Roan
Roan is a founding member of AORTA, an organizer, facilitator, writer, artist, and a parent of two small children. He is passionate about grassroots healing and cultural work, transformative justice, and anticapitalist, community-rooted models of resource sharing.
Roan first become politicized through queer, trans, and feminist anti-racist organizing as a teenager, and finds his political home in broad-based movements for liberation; he believes that all of our liberation is bound up together, and that true social change is a collective process. He was raised in an upper-middle class family, and has worked with Resource Generation to organize young lefty rich/class-privileged people to fight for wealth redistribution and reparations. His politics have been deeply shaped by economic justice organizing led by poor people, in particular the Bay Area based POOR Magazine, a poor and indigenous people-led grassroots organization doing economic justice work through art, organizing, media, education, and multigenerational community building.

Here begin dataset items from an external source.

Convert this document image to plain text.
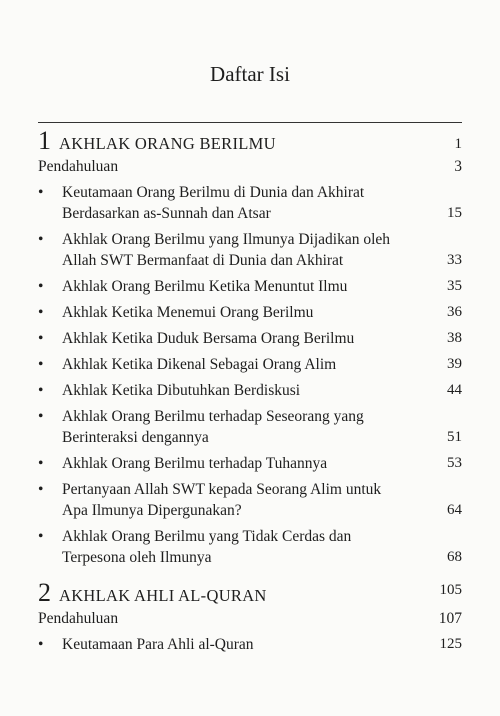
Daftar Isi
1 AKHLAK ORANG BERILMU	1
Pendahuluan	3
•	Keutamaan Orang Berilmu di Dunia dan Akhirat Berdasarkan as-Sunnah dan Atsar	15
•	Akhlak Orang Berilmu yang Ilmunya Dijadikan oleh Allah SWT Bermanfaat di Dunia dan Akhirat	33
•	Akhlak Orang Berilmu Ketika Menuntut Ilmu	35
•	Akhlak Ketika Menemui Orang Berilmu	36
•	Akhlak Ketika Duduk Bersama Orang Berilmu	38
•	Akhlak Ketika Dikenal Sebagai Orang Alim	39
•	Akhlak Ketika Dibutuhkan Berdiskusi	44
•	Akhlak Orang Berilmu terhadap Seseorang yang Berinteraksi dengannya	51
•	Akhlak Orang Berilmu terhadap Tuhannya	53
•	Pertanyaan Allah SWT kepada Seorang Alim untuk Apa Ilmunya Dipergunakan?	64
•	Akhlak Orang Berilmu yang Tidak Cerdas dan Terpesona oleh Ilmunya	68
2 AKHLAK AHLI AL-QURAN	105
Pendahuluan	107
•	Keutamaan Para Ahli al-Quran	125
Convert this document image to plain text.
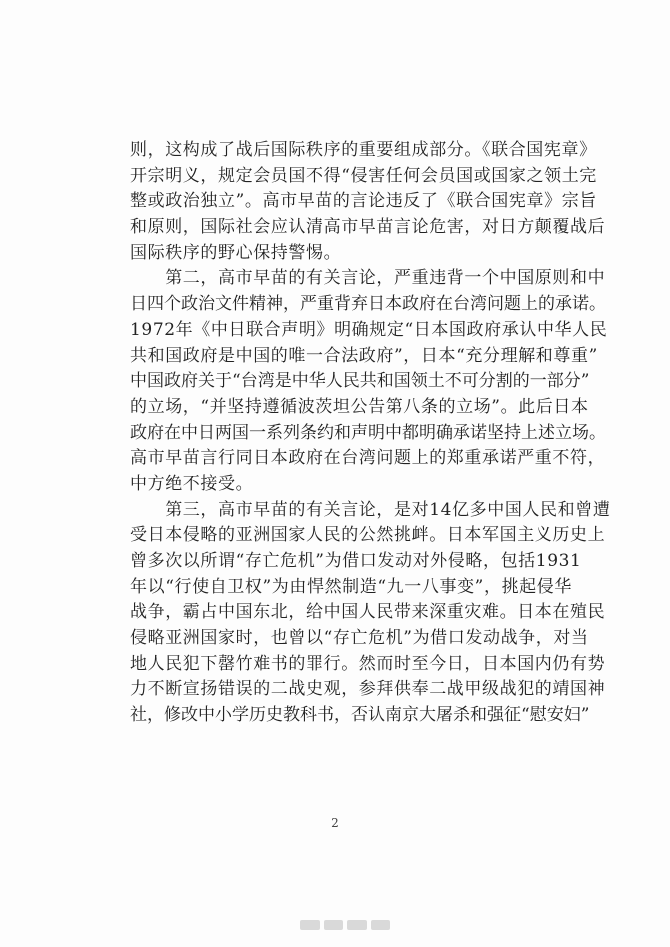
则，这构成了战后国际秩序的重要组成部分。《联合国宪章》
开宗明义，规定会员国不得“侵害任何会员国或国家之领土完
整或政治独立”。高市早苗的言论违反了《联合国宪章》宗旨
和原则，国际社会应认清高市早苗言论危害，对日方颠覆战后
国际秩序的野心保持警惕。
　　第二，高市早苗的有关言论，严重违背一个中国原则和中
日四个政治文件精神，严重背弃日本政府在台湾问题上的承诺。
1972年《中日联合声明》明确规定“日本国政府承认中华人民
共和国政府是中国的唯一合法政府”，日本“充分理解和尊重”
中国政府关于“台湾是中华人民共和国领土不可分割的一部分”
的立场，“并坚持遵循波茨坦公告第八条的立场”。此后日本
政府在中日两国一系列条约和声明中都明确承诺坚持上述立场。
高市早苗言行同日本政府在台湾问题上的郑重承诺严重不符，
中方绝不接受。
　　第三，高市早苗的有关言论，是对14亿多中国人民和曾遭
受日本侵略的亚洲国家人民的公然挑衅。日本军国主义历史上
曾多次以所谓“存亡危机”为借口发动对外侵略，包括1931
年以“行使自卫权”为由悍然制造“九一八事变”，挑起侵华
战争，霸占中国东北，给中国人民带来深重灾难。日本在殖民
侵略亚洲国家时，也曾以“存亡危机”为借口发动战争，对当
地人民犯下罄竹难书的罪行。然而时至今日，日本国内仍有势
力不断宣扬错误的二战史观，参拜供奉二战甲级战犯的靖国神
社，修改中小学历史教科书，否认南京大屠杀和强征“慰安妇”
2
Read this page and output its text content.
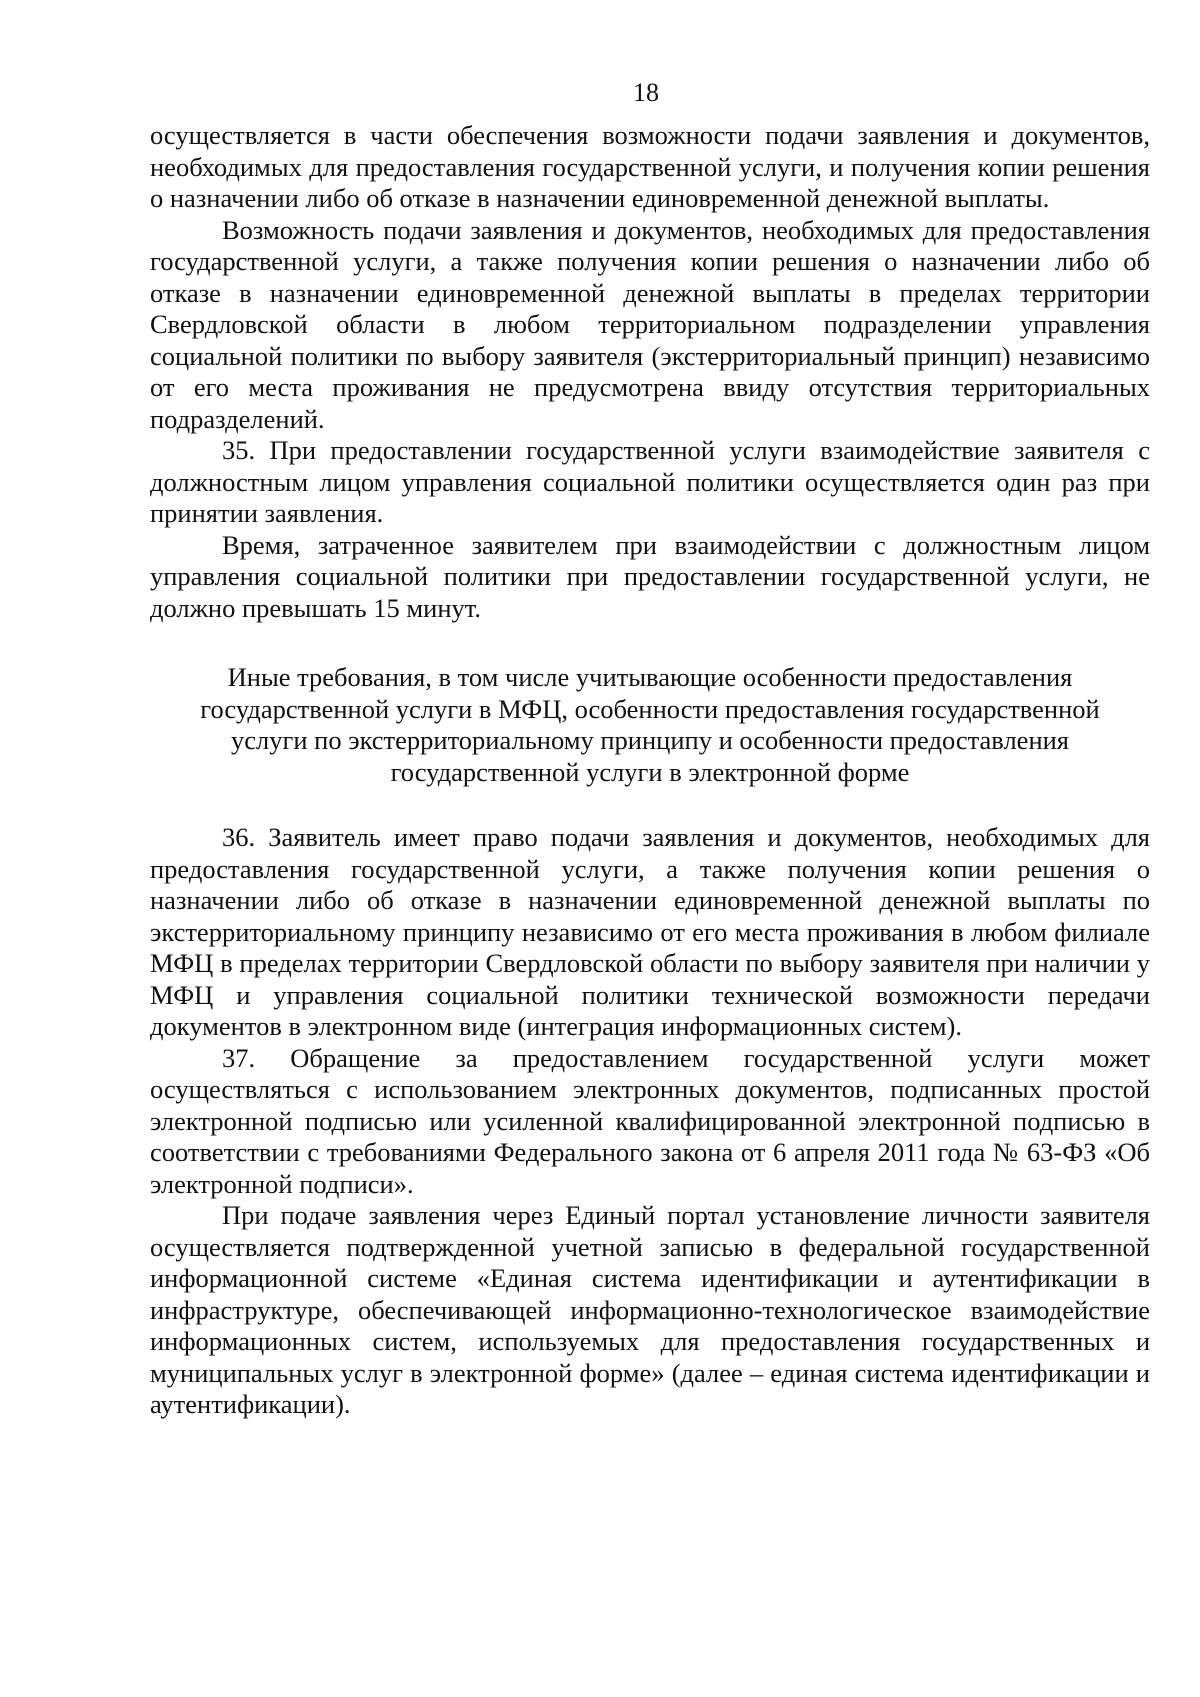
18

осуществляется в части обеспечения возможности подачи заявления и документов, необходимых для предоставления государственной услуги, и получения копии решения о назначении либо об отказе в назначении единовременной денежной выплаты.

Возможность подачи заявления и документов, необходимых для предоставления государственной услуги, а также получения копии решения о назначении либо об отказе в назначении единовременной денежной выплаты в пределах территории Свердловской области в любом территориальном подразделении управления социальной политики по выбору заявителя (экстерриториальный принцип) независимо от его места проживания не предусмотрена ввиду отсутствия территориальных подразделений.

35. При предоставлении государственной услуги взаимодействие заявителя с должностным лицом управления социальной политики осуществляется один раз при принятии заявления.

Время, затраченное заявителем при взаимодействии с должностным лицом управления социальной политики при предоставлении государственной услуги, не должно превышать 15 минут.

Иные требования, в том числе учитывающие особенности предоставления государственной услуги в МФЦ, особенности предоставления государственной услуги по экстерриториальному принципу и особенности предоставления государственной услуги в электронной форме

36. Заявитель имеет право подачи заявления и документов, необходимых для предоставления государственной услуги, а также получения копии решения о назначении либо об отказе в назначении единовременной денежной выплаты по экстерриториальному принципу независимо от его места проживания в любом филиале МФЦ в пределах территории Свердловской области по выбору заявителя при наличии у МФЦ и управления социальной политики технической возможности передачи документов в электронном виде (интеграция информационных систем).

37. Обращение за предоставлением государственной услуги может осуществляться с использованием электронных документов, подписанных простой электронной подписью или усиленной квалифицированной электронной подписью в соответствии с требованиями Федерального закона от 6 апреля 2011 года № 63-ФЗ «Об электронной подписи».

При подаче заявления через Единый портал установление личности заявителя осуществляется подтвержденной учетной записью в федеральной государственной информационной системе «Единая система идентификации и аутентификации в инфраструктуре, обеспечивающей информационно-технологическое взаимодействие информационных систем, используемых для предоставления государственных и муниципальных услуг в электронной форме» (далее – единая система идентификации и аутентификации).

In 2008, Roan co-founded the website Enough: The Personal Politics of Resisting Capitalism, an online space to share strategies for creating more just and economically sustainable movements and communities, with Dean Spade. He was named one of UTNE Reader’s 50 Visionaries Who Are Changing Your World in 2009 and is featured in the book Do It Anyway: Portraits of the Next Generation of Activists, from Beacon Press. His writing appeared regularly in the dearly departed Make/shift Magazine.
Roan is a queer, white, Jewish, transgender person with invisible disabilities. He grew up in Texas and New England, and currently lives with his family in Carrboro, NC.